In the wake Supreme Court's Citizen United ruling, Karl Rove operates at the epicenter of a revolutionary, right-wing money attack that's rewriting the rules for national campaigning and could flood the November contests with $1 billion in unlimited GOP expenditures, according to a report in Politico.
Naturally for fair and balanced Rupert Murdoch outlets, that means Rove's the perfect person to handicap campaigns in which he's actively fundraising against Democratic opponents, right?
Using his platforms as a Fox News contributor and a Wall Street Journal columnist, Rove last week pushed his Election Day analysis and stressed Republican Mitt Romney enjoyed "an easier path to victory" than Obama. Despite the fact that many electoral map projections suggest Obama enjoys a clear advantage, Rove insisted it was Romney who had the wind at his back.
Appearing on Fox, Rove insisted, "Critical battleground states are clearly leaning towards Romney or up for grabs."
As president Bush's former top advisor, Rove's a well-known, professional partisan whose job at Fox and the Journal seems to consist almost entirely of casting Obama and Democrats in a negative light. So in that regard, Rove's urgent cheerleading for Romney doesn't come as a surprise. Rove's Journal columns over the years, as well as his countless appearances on Fox, have all been, if nothing else, robotically predictable. (i.e. Obama, bad.)
What's so glaring about the rollout surrounding Rove's turn as campaign prognosticator, complete with his dubious, Romney's-the-favorite talking point, is the obvious contradiction in play. Meaning, Rove is more than just a hyper partisan devoted to talking down Obama and his chances in November. Rove is also one of the founders of the deep-pocketed, anti-Obama Super PAC, American Crossroads, as well as Crossroads GPS, two independent expenditures committed to raising $300 million in the pursuit of defeating Obama and getting more Republicans elected to Congress.
Think about: The Wall Street Journal and Fox News pay a Republican fundraiser to handicap national campaigns.
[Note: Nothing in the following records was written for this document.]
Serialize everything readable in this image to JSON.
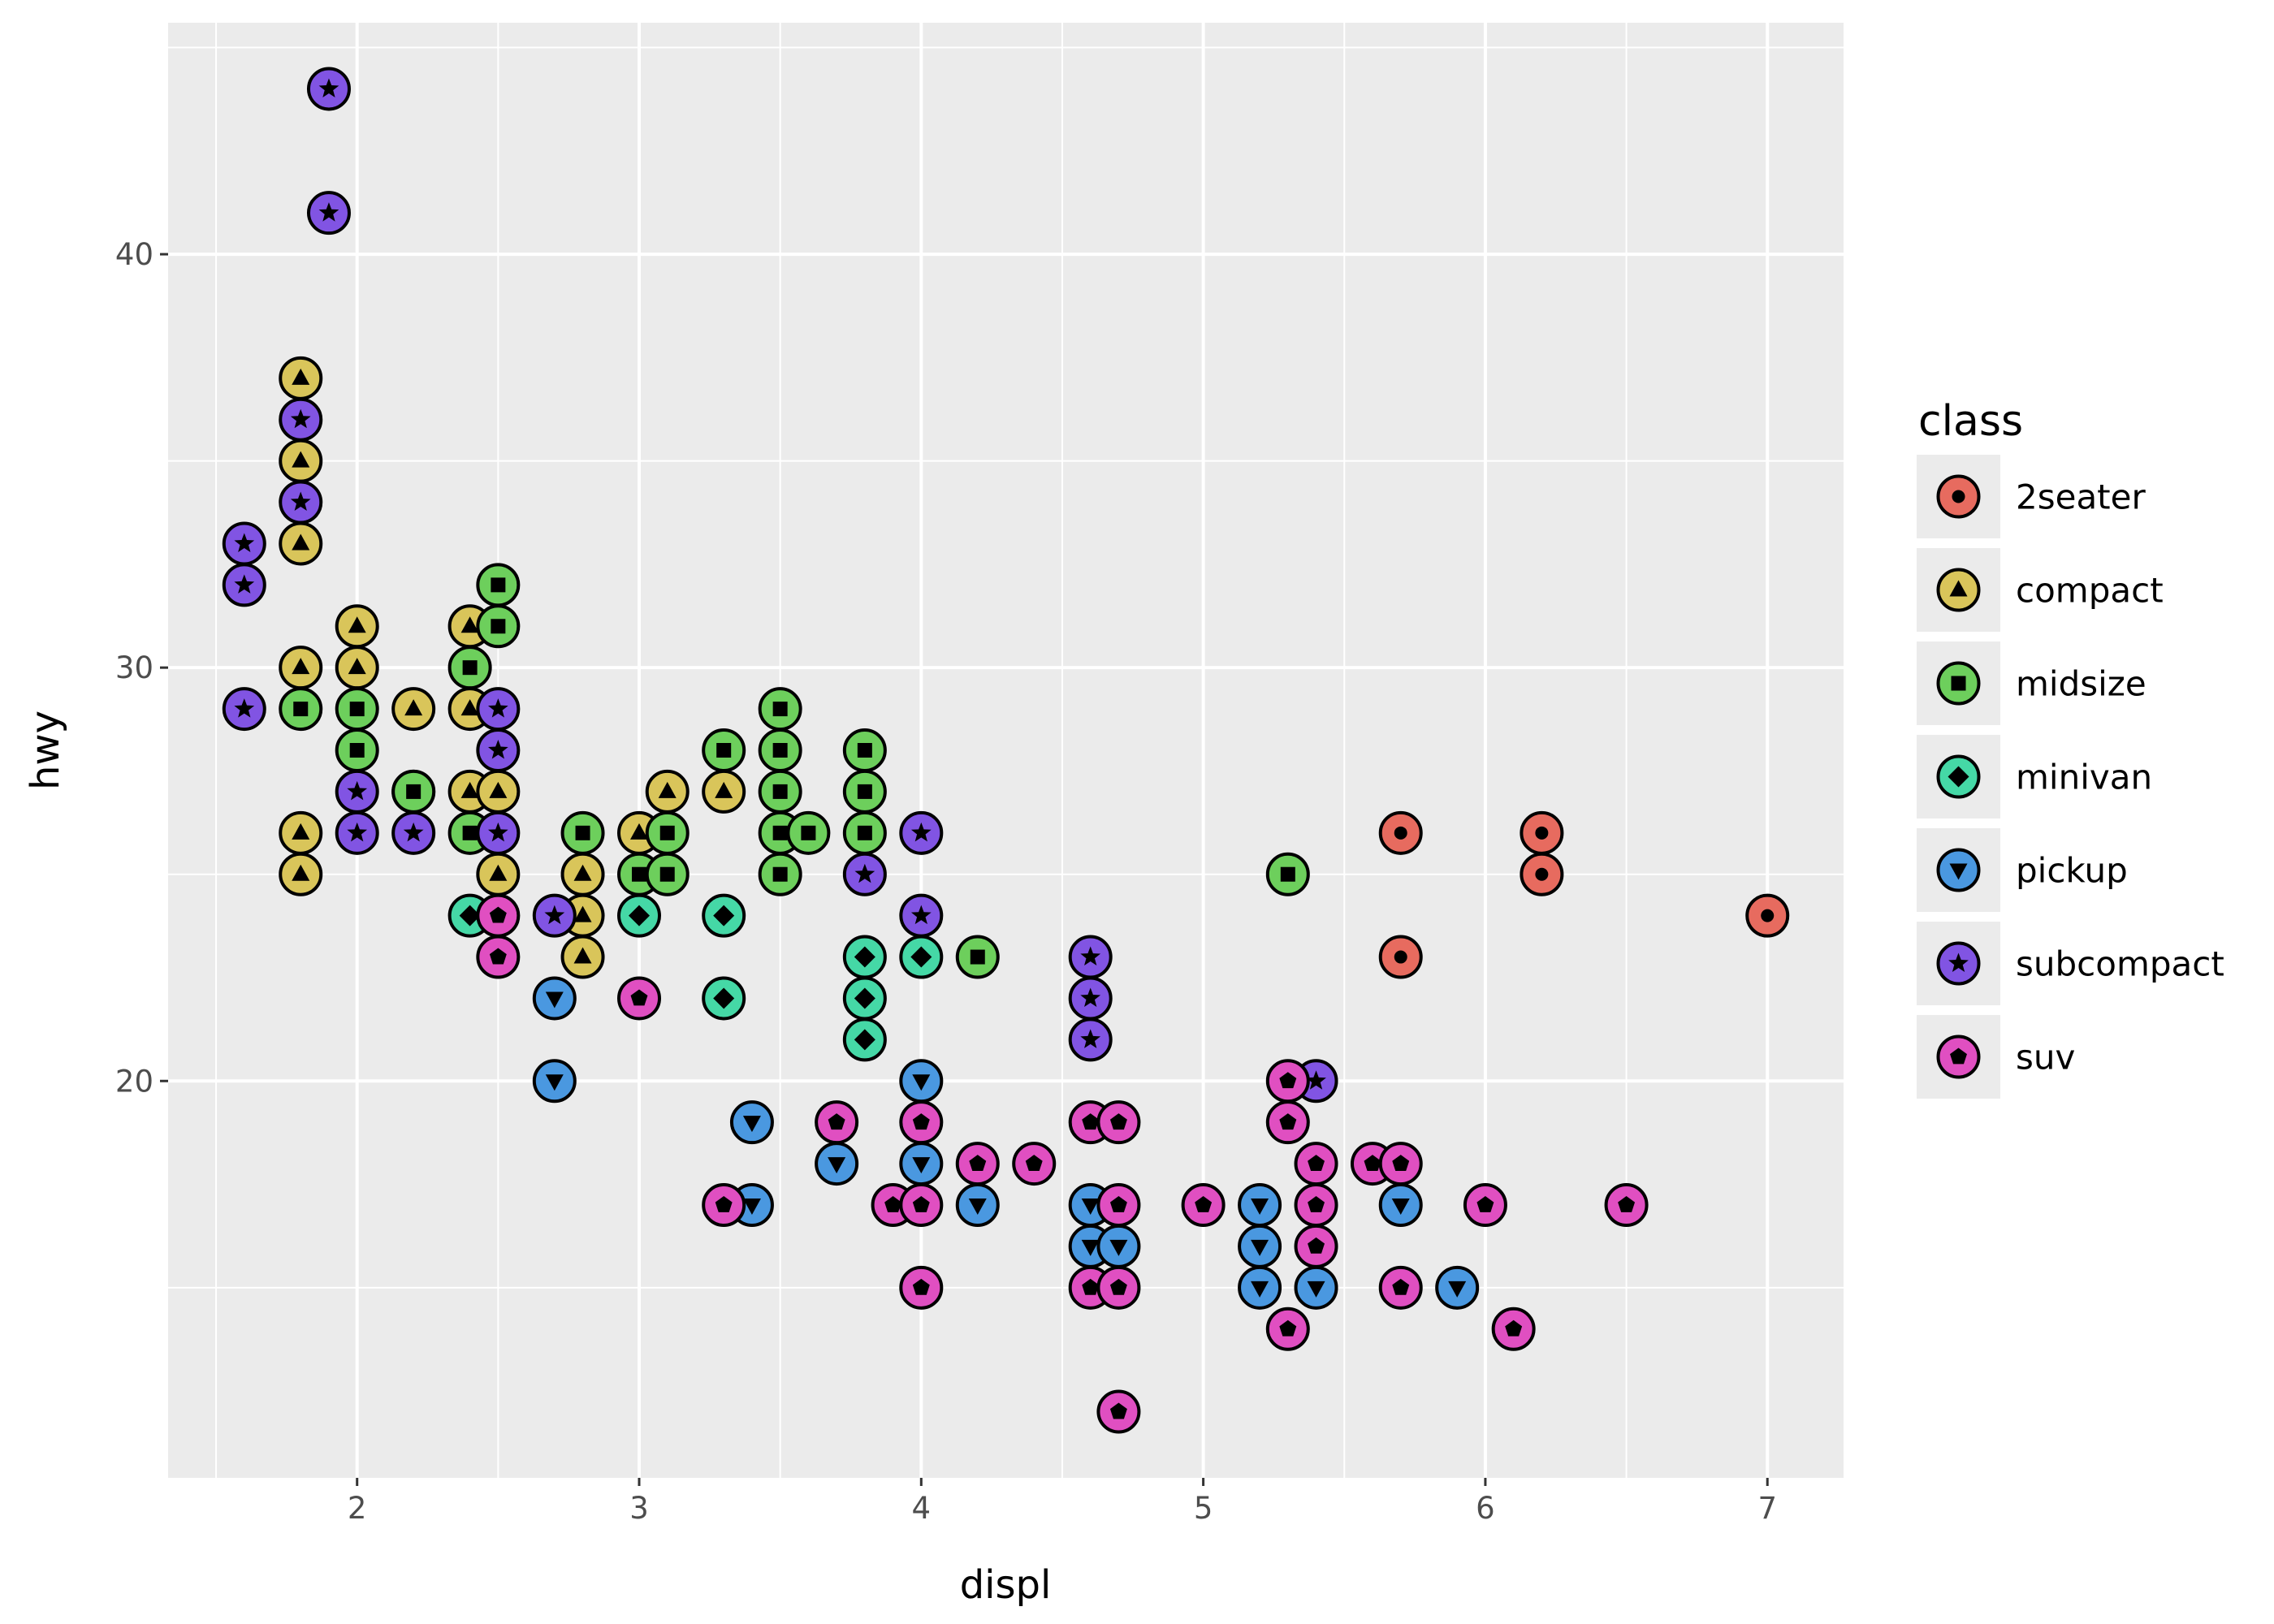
{
  "chart_data": {
    "type": "scatter",
    "xlabel": "displ",
    "ylabel": "hwy",
    "xlim": [
      1.33,
      7.27
    ],
    "ylim": [
      10.4,
      45.6
    ],
    "xticks": [
      2,
      3,
      4,
      5,
      6,
      7
    ],
    "yticks": [
      20,
      30,
      40
    ],
    "x_tick_labels": [
      "2",
      "3",
      "4",
      "5",
      "6",
      "7"
    ],
    "y_tick_labels": [
      "20",
      "30",
      "40"
    ],
    "grid": true,
    "legend": {
      "title": "class",
      "placement": "right",
      "entries": [
        {
          "name": "2seater",
          "color": "#E76B5F",
          "shape": "circle"
        },
        {
          "name": "compact",
          "color": "#D9C55A",
          "shape": "triangle-up"
        },
        {
          "name": "midsize",
          "color": "#6DCF5C",
          "shape": "square"
        },
        {
          "name": "minivan",
          "color": "#45D8A6",
          "shape": "diamond"
        },
        {
          "name": "pickup",
          "color": "#4A98E0",
          "shape": "triangle-down"
        },
        {
          "name": "subcompact",
          "color": "#8154E3",
          "shape": "star"
        },
        {
          "name": "suv",
          "color": "#E04FC1",
          "shape": "pentagon"
        }
      ]
    },
    "series": [
      {
        "name": "2seater",
        "points": [
          [
            5.7,
            26
          ],
          [
            5.7,
            23
          ],
          [
            6.2,
            26
          ],
          [
            6.2,
            25
          ],
          [
            7.0,
            24
          ]
        ]
      },
      {
        "name": "compact",
        "points": [
          [
            1.8,
            37
          ],
          [
            1.8,
            35
          ],
          [
            1.8,
            33
          ],
          [
            1.8,
            30
          ],
          [
            1.8,
            26
          ],
          [
            1.8,
            25
          ],
          [
            2.0,
            31
          ],
          [
            2.0,
            30
          ],
          [
            2.2,
            29
          ],
          [
            2.2,
            27
          ],
          [
            2.4,
            31
          ],
          [
            2.4,
            29
          ],
          [
            2.4,
            27
          ],
          [
            2.5,
            27
          ],
          [
            2.5,
            25
          ],
          [
            2.8,
            25
          ],
          [
            2.8,
            24
          ],
          [
            2.8,
            23
          ],
          [
            3.0,
            26
          ],
          [
            3.1,
            27
          ],
          [
            3.3,
            27
          ]
        ]
      },
      {
        "name": "midsize",
        "points": [
          [
            1.8,
            29
          ],
          [
            2.0,
            29
          ],
          [
            2.0,
            28
          ],
          [
            2.2,
            27
          ],
          [
            2.4,
            30
          ],
          [
            2.4,
            26
          ],
          [
            2.5,
            32
          ],
          [
            2.5,
            31
          ],
          [
            2.8,
            26
          ],
          [
            3.0,
            25
          ],
          [
            3.1,
            26
          ],
          [
            3.1,
            25
          ],
          [
            3.3,
            28
          ],
          [
            3.5,
            29
          ],
          [
            3.5,
            28
          ],
          [
            3.5,
            27
          ],
          [
            3.5,
            26
          ],
          [
            3.5,
            25
          ],
          [
            3.6,
            26
          ],
          [
            3.8,
            28
          ],
          [
            3.8,
            27
          ],
          [
            3.8,
            26
          ],
          [
            4.2,
            23
          ],
          [
            5.3,
            25
          ]
        ]
      },
      {
        "name": "minivan",
        "points": [
          [
            2.4,
            24
          ],
          [
            3.0,
            24
          ],
          [
            3.3,
            24
          ],
          [
            3.3,
            22
          ],
          [
            3.8,
            23
          ],
          [
            3.8,
            22
          ],
          [
            3.8,
            21
          ],
          [
            4.0,
            23
          ]
        ]
      },
      {
        "name": "pickup",
        "points": [
          [
            2.7,
            22
          ],
          [
            2.7,
            20
          ],
          [
            3.4,
            19
          ],
          [
            3.4,
            17
          ],
          [
            3.7,
            18
          ],
          [
            4.0,
            20
          ],
          [
            4.0,
            18
          ],
          [
            4.2,
            17
          ],
          [
            4.6,
            17
          ],
          [
            4.6,
            16
          ],
          [
            4.7,
            16
          ],
          [
            5.2,
            17
          ],
          [
            5.2,
            16
          ],
          [
            5.2,
            15
          ],
          [
            5.4,
            15
          ],
          [
            5.7,
            17
          ],
          [
            5.9,
            15
          ]
        ]
      },
      {
        "name": "subcompact",
        "points": [
          [
            1.6,
            33
          ],
          [
            1.6,
            32
          ],
          [
            1.6,
            29
          ],
          [
            1.8,
            36
          ],
          [
            1.8,
            34
          ],
          [
            1.9,
            44
          ],
          [
            1.9,
            41
          ],
          [
            2.0,
            27
          ],
          [
            2.0,
            26
          ],
          [
            2.2,
            26
          ],
          [
            2.5,
            29
          ],
          [
            2.5,
            28
          ],
          [
            2.5,
            26
          ],
          [
            2.7,
            24
          ],
          [
            3.8,
            25
          ],
          [
            4.0,
            26
          ],
          [
            4.0,
            24
          ],
          [
            4.6,
            23
          ],
          [
            4.6,
            22
          ],
          [
            4.6,
            21
          ],
          [
            5.4,
            20
          ]
        ]
      },
      {
        "name": "suv",
        "points": [
          [
            2.5,
            24
          ],
          [
            2.5,
            23
          ],
          [
            3.0,
            22
          ],
          [
            3.3,
            17
          ],
          [
            3.7,
            19
          ],
          [
            3.9,
            17
          ],
          [
            4.0,
            19
          ],
          [
            4.0,
            17
          ],
          [
            4.0,
            15
          ],
          [
            4.2,
            18
          ],
          [
            4.4,
            18
          ],
          [
            4.6,
            19
          ],
          [
            4.6,
            15
          ],
          [
            4.7,
            19
          ],
          [
            4.7,
            17
          ],
          [
            4.7,
            15
          ],
          [
            4.7,
            12
          ],
          [
            5.0,
            17
          ],
          [
            5.3,
            20
          ],
          [
            5.3,
            19
          ],
          [
            5.3,
            14
          ],
          [
            5.4,
            18
          ],
          [
            5.4,
            17
          ],
          [
            5.4,
            16
          ],
          [
            5.6,
            18
          ],
          [
            5.7,
            18
          ],
          [
            5.7,
            15
          ],
          [
            6.0,
            17
          ],
          [
            6.1,
            14
          ],
          [
            6.5,
            17
          ]
        ]
      }
    ]
  }
}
They allow the founder of a right wing, anti-Obama super PAC to use the Murdoch "news" outlets to try to convince uber-wealthy supporters that Romney has a great shot at winning the White House. Given his super PAC background, it's not surprising Rove's electoral analysis so closely mirrors the message he's trying to send to conservative money men.
For Rove's super PAC to succeed, it's paramount that donors be convinced Romney's in a better position to win the White House than Obama. (Nobody likes donating to a lost cause.) So what does Rove's Journal and Fox messaging consist of? Romney's in a better position to win the White House than Obama!
Seen in that light, some of Rove's otherwise baffling analysis begins to make sense. Or at least you understand why a supposed vote-counting expert like Rove is pushing such dubious claims about the state of today's electoral college. (Hint: Follow the unlimited money.)
Perhaps Rove's strangest claim last week came during an appearance on Special Report With Brett Baier where Rove seemed to indicate it was a good thing that Romney currently trails in so many toss-up states, because if Romney were ahead that would mean he'd be "defending" them between now and November, and candidates are at a disadvantage defending states.
In other words, trailing is the new leading? That makes no sense.
Then again, neither did Rove's prediction that Romney could pick up crucial wins in New Hampshire or Michigan or New Mexico, states where, according to recent polling, Romney trails by often double-digit margins. Who writes a handicapping column for a national newspaper suggesting the candidate who trails by 9 or 14 points in key states is perfectly positioned to win those contests in November? It's absurd. Either that, or Obama's poised to take Georgia.
But that's the kind of insight Fox and the Wall Street Journal get when they blur all the lines and hire an anti-Obama fundraiser to analyze Obama elections.